When Dr. Erin Dunbar, a graduate from the College of Medicine’s class of 2001, helped assemble a new interdisciplinary brain-tumor center at the University of Florida, she didn’t just include oncologists, neurosurgeons and other specialists. She also called on medical librarians, social workers, physical therapists and counselors to create a team that reflects her guiding principle: Treat the whole patient, not just the tumor.“If those specialists are not intimately working together, there’s no way the ideal plan can come together. A patient just can’t get to five different specialists in five different places in a day,” said Dunbar, 36. “I wanted the center to have an infrastructure where we unified around the patient.”

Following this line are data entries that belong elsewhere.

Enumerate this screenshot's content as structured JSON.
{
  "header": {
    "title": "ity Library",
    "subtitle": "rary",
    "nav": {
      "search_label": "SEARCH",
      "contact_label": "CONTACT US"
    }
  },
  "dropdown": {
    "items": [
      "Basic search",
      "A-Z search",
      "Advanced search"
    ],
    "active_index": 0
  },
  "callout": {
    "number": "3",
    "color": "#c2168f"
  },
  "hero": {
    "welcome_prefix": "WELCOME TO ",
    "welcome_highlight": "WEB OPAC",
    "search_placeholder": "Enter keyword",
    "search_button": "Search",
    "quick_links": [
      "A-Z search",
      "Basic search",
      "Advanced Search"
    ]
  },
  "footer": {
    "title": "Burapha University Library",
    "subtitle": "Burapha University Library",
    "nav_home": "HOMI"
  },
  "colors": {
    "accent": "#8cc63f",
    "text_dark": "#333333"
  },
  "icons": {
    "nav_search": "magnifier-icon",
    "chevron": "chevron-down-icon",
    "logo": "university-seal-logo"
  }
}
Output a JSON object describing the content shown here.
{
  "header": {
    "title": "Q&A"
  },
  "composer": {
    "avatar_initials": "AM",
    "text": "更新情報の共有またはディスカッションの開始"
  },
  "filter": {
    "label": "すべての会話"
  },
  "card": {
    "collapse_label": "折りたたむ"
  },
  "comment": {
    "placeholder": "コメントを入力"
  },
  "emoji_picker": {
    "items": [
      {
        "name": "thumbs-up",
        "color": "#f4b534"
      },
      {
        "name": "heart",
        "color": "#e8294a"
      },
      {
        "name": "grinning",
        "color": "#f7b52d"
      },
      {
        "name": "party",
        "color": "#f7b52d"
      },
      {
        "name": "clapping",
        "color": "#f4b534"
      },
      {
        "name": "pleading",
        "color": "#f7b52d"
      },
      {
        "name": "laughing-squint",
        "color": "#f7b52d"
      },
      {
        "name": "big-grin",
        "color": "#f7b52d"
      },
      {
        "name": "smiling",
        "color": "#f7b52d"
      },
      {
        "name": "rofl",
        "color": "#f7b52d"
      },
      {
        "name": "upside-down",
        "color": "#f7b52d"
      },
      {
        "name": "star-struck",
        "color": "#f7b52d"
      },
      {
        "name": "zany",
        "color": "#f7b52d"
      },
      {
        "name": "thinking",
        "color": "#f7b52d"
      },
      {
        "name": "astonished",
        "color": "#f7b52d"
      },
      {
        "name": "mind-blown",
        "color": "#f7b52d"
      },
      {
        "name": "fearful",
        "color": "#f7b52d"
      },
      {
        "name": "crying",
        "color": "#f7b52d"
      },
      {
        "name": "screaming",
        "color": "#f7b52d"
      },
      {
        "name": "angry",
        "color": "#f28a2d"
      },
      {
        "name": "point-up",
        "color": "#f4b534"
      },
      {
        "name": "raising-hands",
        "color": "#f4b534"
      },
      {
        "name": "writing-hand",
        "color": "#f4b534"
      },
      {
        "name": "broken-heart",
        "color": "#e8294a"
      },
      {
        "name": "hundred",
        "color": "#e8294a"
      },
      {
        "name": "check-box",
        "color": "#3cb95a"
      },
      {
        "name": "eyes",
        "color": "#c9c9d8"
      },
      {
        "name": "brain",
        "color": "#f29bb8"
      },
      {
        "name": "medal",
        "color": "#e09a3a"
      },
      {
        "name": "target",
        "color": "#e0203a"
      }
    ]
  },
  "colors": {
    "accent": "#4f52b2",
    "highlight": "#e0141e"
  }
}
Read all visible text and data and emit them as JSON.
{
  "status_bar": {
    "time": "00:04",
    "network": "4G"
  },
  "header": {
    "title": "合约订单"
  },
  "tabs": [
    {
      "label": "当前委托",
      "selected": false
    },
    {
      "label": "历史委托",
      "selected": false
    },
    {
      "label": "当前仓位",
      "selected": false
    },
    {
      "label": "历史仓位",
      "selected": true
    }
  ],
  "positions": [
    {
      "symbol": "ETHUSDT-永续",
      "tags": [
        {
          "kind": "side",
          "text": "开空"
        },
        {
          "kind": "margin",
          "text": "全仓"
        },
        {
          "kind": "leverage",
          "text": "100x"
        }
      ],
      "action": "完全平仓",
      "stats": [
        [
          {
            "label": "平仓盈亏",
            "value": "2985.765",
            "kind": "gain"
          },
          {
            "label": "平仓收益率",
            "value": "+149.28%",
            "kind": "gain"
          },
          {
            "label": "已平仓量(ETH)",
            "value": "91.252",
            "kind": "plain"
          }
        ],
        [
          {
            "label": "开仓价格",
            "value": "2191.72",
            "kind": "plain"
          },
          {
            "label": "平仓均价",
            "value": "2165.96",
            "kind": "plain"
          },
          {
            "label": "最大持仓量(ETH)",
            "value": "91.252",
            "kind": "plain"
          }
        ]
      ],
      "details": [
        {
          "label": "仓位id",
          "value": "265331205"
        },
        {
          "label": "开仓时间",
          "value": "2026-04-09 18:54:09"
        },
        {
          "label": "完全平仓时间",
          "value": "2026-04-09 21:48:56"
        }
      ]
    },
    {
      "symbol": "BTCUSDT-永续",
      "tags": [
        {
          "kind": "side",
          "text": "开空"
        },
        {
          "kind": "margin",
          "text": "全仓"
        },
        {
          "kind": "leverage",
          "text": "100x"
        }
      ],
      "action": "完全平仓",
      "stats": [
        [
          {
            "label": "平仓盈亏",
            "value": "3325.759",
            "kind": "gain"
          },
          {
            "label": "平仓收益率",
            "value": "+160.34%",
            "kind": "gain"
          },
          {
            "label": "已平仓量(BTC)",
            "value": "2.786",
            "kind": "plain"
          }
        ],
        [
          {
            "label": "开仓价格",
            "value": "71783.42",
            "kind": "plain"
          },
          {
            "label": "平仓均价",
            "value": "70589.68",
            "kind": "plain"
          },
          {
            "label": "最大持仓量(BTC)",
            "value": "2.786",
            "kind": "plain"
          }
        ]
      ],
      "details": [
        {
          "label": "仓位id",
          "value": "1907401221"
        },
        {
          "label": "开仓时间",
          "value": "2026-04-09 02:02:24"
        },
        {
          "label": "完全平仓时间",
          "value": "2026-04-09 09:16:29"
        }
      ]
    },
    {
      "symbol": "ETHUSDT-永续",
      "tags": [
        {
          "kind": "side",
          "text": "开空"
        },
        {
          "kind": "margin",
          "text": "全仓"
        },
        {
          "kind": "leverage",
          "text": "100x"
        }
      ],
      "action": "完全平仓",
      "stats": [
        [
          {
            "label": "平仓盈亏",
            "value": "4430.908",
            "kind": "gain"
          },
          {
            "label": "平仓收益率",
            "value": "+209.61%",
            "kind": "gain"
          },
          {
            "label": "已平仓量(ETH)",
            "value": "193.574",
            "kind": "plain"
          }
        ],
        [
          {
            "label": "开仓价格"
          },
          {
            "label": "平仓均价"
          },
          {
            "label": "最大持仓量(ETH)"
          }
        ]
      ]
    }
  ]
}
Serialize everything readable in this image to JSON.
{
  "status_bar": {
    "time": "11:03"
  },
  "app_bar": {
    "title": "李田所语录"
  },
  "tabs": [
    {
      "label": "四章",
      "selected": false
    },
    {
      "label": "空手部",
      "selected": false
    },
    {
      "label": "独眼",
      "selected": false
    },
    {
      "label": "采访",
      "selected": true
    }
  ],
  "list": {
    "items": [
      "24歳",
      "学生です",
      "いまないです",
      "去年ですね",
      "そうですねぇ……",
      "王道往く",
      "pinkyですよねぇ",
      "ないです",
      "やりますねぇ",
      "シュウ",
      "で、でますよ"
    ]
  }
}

What Dunbar and her colleagues created — under the guidance and direction of UF neurosurgery chairman, Dr. William A. Friedman — was the Preston A. Wells Jr. Center for Brain Tumor Therapy. The center, co-directed by Friedman and Dunbar, was established in 2006 after a $10 million gift from the Lillian S. Wells Foundation, a Fort Lauderdale group that supports medical research.
Building on its strengths in neurosurgery and radiosurgery, the department set out to establish one of the nation’s leading comprehensive brain tumor centers, and Dunbar has been a leading architect, designing programs and treatments that optimize a patient’s well-being at every stage of his or her care.
“I want patients, caregivers, and providers to understand that, while there are scary and difficult diagnoses, there are promising choices in therapy, and there is hope for a quality-filled life,” she said. “It’s an unbelievable privilege that patients and their families give me their trust and invite me into their lives the way they do.”
Erin Dunbar, M.D., ’01
Each patient is treated by a health care team that includes neurosurgeons, radiation oncologists, neurologists, psychologists, social workers and therapists working together to determine an individualized treatment strategy. That could mean combining conventional therapy with one of the center’s many clinical trials, which range from novel drugs to drugs used in novel ways, combinations of medicines for symptom management, or combinations of rehabilitation, education and support services.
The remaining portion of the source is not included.